Principal coordinates analysis (PCoA) analyses revealed that libraries (triangles) aggregated into four clusters corresponding to MDA, MTG, SIA, and MTT viromic techniques that show different preferences to vOTUs (filled circles) of double-stranded DNA (dsDNA) (A), single-stranded DNA (ssDNA) (B), circular single-stranded DNA (cssDNA) (C), reverse transcribing RNA (rtRNA) (D), double-stranded RNA (dsRNA) (E), single-stranded RNA (and ssRNA) (F). The circled libraries are rebuilt MTG and MTT ones that detach from the initial ones due to batch effects.

FIG 4

Stochastic errors of the four methods cause different variation to relative abundance (A) of taxa at the vOTU, genus, and family levels, which further affect Shannon (B) and Simpson (C) α-diversity indices and Bray-Curtis distances (D) between libraries.
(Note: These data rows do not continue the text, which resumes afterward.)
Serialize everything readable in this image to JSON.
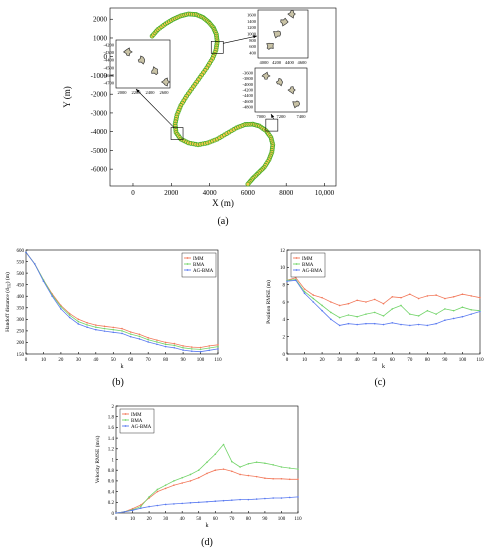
{
  "panels": [
    {
      "label": "(a)"
    },
    {
      "label": "(b)"
    },
    {
      "label": "(c)"
    },
    {
      "label": "(d)"
    }
  ],
  "chart_data": [
    {
      "type": "scatter",
      "panel": "(a)",
      "xlabel": "X (m)",
      "ylabel": "Y (m)",
      "xticks": [
        "0",
        "2000",
        "4000",
        "6000",
        "8000",
        "10,000"
      ],
      "yticks": [
        "2000",
        "1000",
        "0",
        "-1000",
        "-2000",
        "-3000",
        "-4000",
        "-5000",
        "-6000"
      ],
      "xlim": [
        -1200,
        10600
      ],
      "ylim": [
        -6900,
        2600
      ],
      "grid": false,
      "marker_colors": [
        "#f7c84c",
        "#3fae2a"
      ],
      "trajectory": {
        "x": [
          1000,
          1300,
          1700,
          2100,
          2500,
          2900,
          3300,
          3650,
          3950,
          4200,
          4350,
          4400,
          4330,
          4150,
          3850,
          3500,
          3150,
          2800,
          2500,
          2300,
          2200,
          2250,
          2500,
          2900,
          3400,
          3900,
          4400,
          4900,
          5400,
          5850,
          6250,
          6600,
          6950,
          7200,
          7300,
          7250,
          7100,
          6850,
          6550,
          6250,
          6000
        ],
        "y": [
          1100,
          1450,
          1750,
          2000,
          2180,
          2280,
          2250,
          2100,
          1850,
          1550,
          1200,
          800,
          350,
          -100,
          -600,
          -1100,
          -1600,
          -2100,
          -2600,
          -3100,
          -3600,
          -4050,
          -4400,
          -4600,
          -4700,
          -4600,
          -4400,
          -4100,
          -3800,
          -3620,
          -3600,
          -3700,
          -3950,
          -4300,
          -4700,
          -5100,
          -5500,
          -5900,
          -6200,
          -6500,
          -6800
        ]
      },
      "insets": [
        {
          "name": "inset-top-right",
          "xticks": [
            "4000",
            "4200",
            "4400",
            "4600"
          ],
          "yticks": [
            "1600",
            "1400",
            "1200"
          ],
          "yticks_visible": [
            "1600",
            "1400",
            "1200",
            "1000",
            "800",
            "600",
            "400"
          ]
        },
        {
          "name": "inset-left",
          "xticks": [
            "2000",
            "2200",
            "2400",
            "2600"
          ],
          "yticks": [
            "-4200",
            "-4300",
            "-4400",
            "-4500",
            "-4600",
            "-4700"
          ]
        },
        {
          "name": "inset-bottom-right",
          "xticks": [
            "7000",
            "7200",
            "7400"
          ],
          "yticks": [
            "-3600",
            "-3800",
            "-4000",
            "-4200",
            "-4400",
            "-4600",
            "-4800"
          ]
        }
      ]
    },
    {
      "type": "line",
      "panel": "(b)",
      "xlabel": "k",
      "ylabel": "Handoff distance (d",
      "ylabel_sub": "TE",
      "ylabel_unit": ") (m)",
      "xlim": [
        0,
        110
      ],
      "ylim": [
        150,
        600
      ],
      "xticks": [
        "0",
        "10",
        "20",
        "30",
        "40",
        "50",
        "60",
        "70",
        "80",
        "90",
        "100",
        "110"
      ],
      "yticks": [
        "150",
        "200",
        "250",
        "300",
        "350",
        "400",
        "450",
        "500",
        "550",
        "600"
      ],
      "legend_position": "top-right",
      "series": [
        {
          "name": "IMM",
          "color": "#f2785a",
          "x": [
            0,
            5,
            10,
            15,
            20,
            25,
            30,
            35,
            40,
            45,
            50,
            55,
            60,
            65,
            70,
            75,
            80,
            85,
            90,
            95,
            100,
            105,
            110
          ],
          "values": [
            590,
            540,
            470,
            410,
            360,
            325,
            300,
            285,
            275,
            270,
            265,
            260,
            245,
            235,
            220,
            210,
            200,
            195,
            185,
            180,
            178,
            185,
            190
          ]
        },
        {
          "name": "BMA",
          "color": "#73d46a",
          "x": [
            0,
            5,
            10,
            15,
            20,
            25,
            30,
            35,
            40,
            45,
            50,
            55,
            60,
            65,
            70,
            75,
            80,
            85,
            90,
            95,
            100,
            105,
            110
          ],
          "values": [
            590,
            540,
            470,
            405,
            355,
            318,
            290,
            276,
            266,
            260,
            255,
            250,
            236,
            226,
            212,
            202,
            192,
            187,
            177,
            172,
            170,
            176,
            182
          ]
        },
        {
          "name": "AG-BMA",
          "color": "#5a7af0",
          "x": [
            0,
            5,
            10,
            15,
            20,
            25,
            30,
            35,
            40,
            45,
            50,
            55,
            60,
            65,
            70,
            75,
            80,
            85,
            90,
            95,
            100,
            105,
            110
          ],
          "values": [
            590,
            540,
            465,
            400,
            345,
            308,
            280,
            266,
            255,
            249,
            244,
            239,
            225,
            215,
            202,
            192,
            182,
            177,
            167,
            162,
            160,
            166,
            172
          ]
        }
      ]
    },
    {
      "type": "line",
      "panel": "(c)",
      "xlabel": "k",
      "ylabel": "Position RMSE (m)",
      "xlim": [
        0,
        110
      ],
      "ylim": [
        0,
        12
      ],
      "xticks": [
        "0",
        "10",
        "20",
        "30",
        "40",
        "50",
        "60",
        "70",
        "80",
        "90",
        "100",
        "110"
      ],
      "yticks": [
        "0",
        "2",
        "4",
        "6",
        "8",
        "10",
        "12"
      ],
      "legend_position": "top-left",
      "series": [
        {
          "name": "IMM",
          "color": "#f2785a",
          "x": [
            0,
            5,
            10,
            15,
            20,
            25,
            30,
            35,
            40,
            45,
            50,
            55,
            60,
            65,
            70,
            75,
            80,
            85,
            90,
            95,
            100,
            105,
            110
          ],
          "values": [
            8.5,
            8.8,
            7.5,
            6.8,
            6.5,
            6.0,
            5.6,
            5.8,
            6.2,
            6.0,
            6.3,
            5.8,
            6.6,
            6.5,
            6.9,
            6.4,
            6.7,
            6.8,
            6.4,
            6.6,
            6.9,
            6.7,
            6.5
          ]
        },
        {
          "name": "BMA",
          "color": "#73d46a",
          "x": [
            0,
            5,
            10,
            15,
            20,
            25,
            30,
            35,
            40,
            45,
            50,
            55,
            60,
            65,
            70,
            75,
            80,
            85,
            90,
            95,
            100,
            105,
            110
          ],
          "values": [
            8.5,
            8.6,
            7.2,
            6.4,
            5.6,
            4.8,
            4.2,
            4.5,
            4.3,
            4.6,
            4.8,
            4.4,
            5.2,
            5.6,
            4.6,
            4.4,
            5.0,
            4.6,
            5.2,
            5.0,
            5.4,
            5.1,
            5.0
          ]
        },
        {
          "name": "AG-BMA",
          "color": "#5a7af0",
          "x": [
            0,
            5,
            10,
            15,
            20,
            25,
            30,
            35,
            40,
            45,
            50,
            55,
            60,
            65,
            70,
            75,
            80,
            85,
            90,
            95,
            100,
            105,
            110
          ],
          "values": [
            8.4,
            8.5,
            7.0,
            6.0,
            5.0,
            4.0,
            3.3,
            3.5,
            3.4,
            3.5,
            3.5,
            3.4,
            3.6,
            3.4,
            3.3,
            3.4,
            3.3,
            3.5,
            3.9,
            4.1,
            4.3,
            4.6,
            4.9
          ]
        }
      ]
    },
    {
      "type": "line",
      "panel": "(d)",
      "xlabel": "k",
      "ylabel": "Velocity RMSE (m/s)",
      "xlim": [
        0,
        110
      ],
      "ylim": [
        0,
        2
      ],
      "xticks": [
        "0",
        "10",
        "20",
        "30",
        "40",
        "50",
        "60",
        "70",
        "80",
        "90",
        "100",
        "110"
      ],
      "yticks": [
        "0",
        "0.2",
        "0.4",
        "0.6",
        "0.8",
        "1",
        "1.2",
        "1.4",
        "1.6",
        "1.8",
        "2"
      ],
      "legend_position": "top-left",
      "series": [
        {
          "name": "IMM",
          "color": "#f2785a",
          "x": [
            0,
            5,
            10,
            15,
            20,
            25,
            30,
            35,
            40,
            45,
            50,
            55,
            60,
            65,
            70,
            75,
            80,
            85,
            90,
            95,
            100,
            105,
            110
          ],
          "values": [
            0.0,
            0.02,
            0.08,
            0.15,
            0.28,
            0.4,
            0.46,
            0.52,
            0.56,
            0.6,
            0.66,
            0.74,
            0.8,
            0.82,
            0.78,
            0.72,
            0.7,
            0.68,
            0.65,
            0.64,
            0.64,
            0.63,
            0.63
          ]
        },
        {
          "name": "BMA",
          "color": "#73d46a",
          "x": [
            0,
            5,
            10,
            15,
            20,
            25,
            30,
            35,
            40,
            45,
            50,
            55,
            60,
            65,
            70,
            75,
            80,
            85,
            90,
            95,
            100,
            105,
            110
          ],
          "values": [
            0.0,
            0.02,
            0.06,
            0.12,
            0.3,
            0.44,
            0.52,
            0.6,
            0.66,
            0.72,
            0.8,
            0.95,
            1.1,
            1.28,
            0.96,
            0.86,
            0.92,
            0.95,
            0.93,
            0.9,
            0.86,
            0.84,
            0.82
          ]
        },
        {
          "name": "AG-BMA",
          "color": "#5a7af0",
          "x": [
            0,
            5,
            10,
            15,
            20,
            25,
            30,
            35,
            40,
            45,
            50,
            55,
            60,
            65,
            70,
            75,
            80,
            85,
            90,
            95,
            100,
            105,
            110
          ],
          "values": [
            0.0,
            0.02,
            0.05,
            0.09,
            0.12,
            0.14,
            0.16,
            0.17,
            0.18,
            0.19,
            0.2,
            0.21,
            0.22,
            0.23,
            0.24,
            0.25,
            0.25,
            0.26,
            0.27,
            0.28,
            0.28,
            0.29,
            0.3
          ]
        }
      ]
    }
  ]
}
CV, coefficient of variation; RA, relative abundance. *, P < 0.05; **, P < 0.01; ***, P < 0.001; ****, P < 0.0001.

FIG 5

The variations in the relative abundance of vOTU, genus, and family taxa are negatively correlated with relative abundance.

FIG 6

Read numbers (left column), the complete genome coverage (middle column), and the linear relationship (right column) between the read abundance and the viral concentration (gene copies/μL) of five spiking viruses in the four viromic techniques. The colors in each panel represent the different viruses, as shown in the key at the bottom of the figure. RPKM, reads per kilobase per million mapped reads; PCV2, porcine circovirus 2; PPV1, porcine parvovirus 1; PRV, porcine pseudorabies virus; RVA, group A rotavirus; RABV, rabies virus.